It is quite possible to have a physical process that cannot be simulated.
I believe it will be possible to build electronic consciousness...
After mulling over these two statements, which may seem contradictory on the surface, I understand what you are saying.
My position might also seem contradictory (though it is not) - because I see profound underlying order in the physical realm, i.e. algorithm at inception. At the same time, I do not see the physical realm as all that there is.
So, IMHO, even if A.I. were to able to simulate consciousness (hard or soft) that would not be the same thing as actualizing a being.
As for consciousness, I see no real difference between people and higher mammals, except that people (some, at least) are not trapped in the immediate present.
I spend a lot of time analyzing my dreams -- not as psychotherapy, but to try to find some distinguishing feature that separates them from waking consciousness. Aside from the fact that impossible things happen in dreams, I see little difference. I have even made jokes in my dreams -- not very good ones, perhaps, but not much worse than my waking efforts.

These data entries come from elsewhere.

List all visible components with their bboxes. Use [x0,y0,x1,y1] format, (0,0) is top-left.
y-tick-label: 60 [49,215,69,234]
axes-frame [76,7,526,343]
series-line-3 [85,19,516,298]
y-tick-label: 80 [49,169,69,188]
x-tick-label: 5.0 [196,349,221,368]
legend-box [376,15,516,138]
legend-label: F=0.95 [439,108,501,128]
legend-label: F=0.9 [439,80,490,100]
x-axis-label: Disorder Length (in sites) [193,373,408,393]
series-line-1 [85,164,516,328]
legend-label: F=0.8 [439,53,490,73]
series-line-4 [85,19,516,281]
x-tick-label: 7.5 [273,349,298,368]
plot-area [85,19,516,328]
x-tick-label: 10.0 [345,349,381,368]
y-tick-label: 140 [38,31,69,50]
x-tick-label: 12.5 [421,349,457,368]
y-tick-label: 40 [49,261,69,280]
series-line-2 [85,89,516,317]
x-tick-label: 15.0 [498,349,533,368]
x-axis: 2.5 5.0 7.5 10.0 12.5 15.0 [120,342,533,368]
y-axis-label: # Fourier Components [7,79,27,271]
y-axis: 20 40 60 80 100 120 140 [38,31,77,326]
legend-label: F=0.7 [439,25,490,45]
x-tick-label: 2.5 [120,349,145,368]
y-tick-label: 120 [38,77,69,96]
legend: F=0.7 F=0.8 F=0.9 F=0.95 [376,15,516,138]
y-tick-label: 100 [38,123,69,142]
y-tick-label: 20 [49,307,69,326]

Once I dreamed I was piloting a 747 through the streets of Cincinnati (others must have this dream, because I saw it realized in a TV commercial). My wife and co-pilot asked, "What happens when we come to an intersection?" "We have the right-of-way," I replied.
One of the things absent from my dreams is awareness of the past and future. Everything is right now.
I suspect that dreaming is a lot like dog and cat consciousness. And I suspect that for A.I. to become anything more than a dream, it will have to discover and model the most elementary processes of the brain, rather than the observable behavior of the organism.